I've attached the relevant certificate to this post. I bought the domain with Namecheap on early November and did not use it until now. While setting it up I visited it on my browser and saw that it had a valid certificate i(issued Dec 1 by Let's Encrypt, after I had bought it) and pointing to this site: https://bitlab.kz.

How is this possible? How can anyone bypass the domain verification process? The password I use for Namecheap is random and unique. Could Namecheap generate these certs and point them to some kind of parking page?

Yes, they could. And since it's pretty common for registrars to point domains to a parking page until you set them otherwise, this seems like a pretty plausible explanation, as far as it goes--but the bitlab.kz doesn't look like any parking page I've seen.


Does this mean that MITM is possible with the private key generated by Namecheap? At least until the cert expires.

You can revoke the certificate, if you please. I have a web-based tool for doing that here or you can use a client like Certbot following these instructions.

According to SecurityTrails the domain had an A record in early December and was pointed to DigitalOcean nameservers in early November. Either of those parties could have issued a certificate as well. A DigitalOcean load balancer might have automatically issued a certificate for the domain, if you had created one.


Thanks for the detailed response. As a wider issue, is it not a security threat that 3rd parties can get certs issued like this? How do companies prevent their web apps from getting MITM by someone with a valid cert issued similarly to mine? Is there a paper trail I could follow to exactly know who issued it?


The only entity who can issue a certificate is one who can establish "control" over a domain, which basically means (to slightly oversimplify) either through being able to change a DNS entry, or through being able to create a file on a web server. So your DNS provider, or the hosting provider that you point the A/AAAA record to, can create a certificate, and usually that's exactly as intended (and ideally automatic, so that the owner of the domain doesn't need to worry about it).

Well, there are a couple things that can help for people who are trying to maintain more control over it:

  1. CAA records, which let you specify which certificate authorities can issue certificates for your domain. For Let's Encrypt specifically, they recently announced support for additional parameters which would let the records be locked down to a specific validation method or specific account. However, this still of course is under the control of the DNS provider, and some providers (Cloudflare I think?) might automatically add themselves to the CAA record to issue certificates on your behalf if you use them for DNS and also use their services that might use a certificate.
  2. Certificate Transparency logs, which allow all issued certificates to be publicly announced.

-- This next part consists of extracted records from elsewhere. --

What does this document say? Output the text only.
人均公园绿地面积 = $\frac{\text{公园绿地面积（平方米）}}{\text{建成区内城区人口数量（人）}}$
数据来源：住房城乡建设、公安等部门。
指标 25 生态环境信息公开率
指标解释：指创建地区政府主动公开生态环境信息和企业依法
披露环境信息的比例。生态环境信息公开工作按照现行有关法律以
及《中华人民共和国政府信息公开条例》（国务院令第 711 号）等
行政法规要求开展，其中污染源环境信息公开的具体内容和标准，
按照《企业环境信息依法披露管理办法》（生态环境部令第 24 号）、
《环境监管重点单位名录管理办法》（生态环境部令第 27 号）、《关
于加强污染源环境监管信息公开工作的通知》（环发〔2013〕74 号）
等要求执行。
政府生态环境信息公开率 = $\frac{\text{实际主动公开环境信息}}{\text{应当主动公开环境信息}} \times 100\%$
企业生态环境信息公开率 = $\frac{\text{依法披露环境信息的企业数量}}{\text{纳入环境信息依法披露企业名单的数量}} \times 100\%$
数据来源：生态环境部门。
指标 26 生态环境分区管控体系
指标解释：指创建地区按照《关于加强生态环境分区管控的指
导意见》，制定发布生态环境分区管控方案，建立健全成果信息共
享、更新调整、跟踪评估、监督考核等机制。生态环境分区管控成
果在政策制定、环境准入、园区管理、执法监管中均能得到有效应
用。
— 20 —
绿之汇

There are a few services out there one can use to help keep an eye on them.

Well, it pretty much has to be someone who has control over the DNS or the server itself, so generally you can start with those companies and look at their documentation on when they might issue a certificate. In the case of something nefarious, I'm sure Let's Encrypt keeps various logs and so might know an IP address and account key and such, but I doubt that you could get access to it without a court order or the like.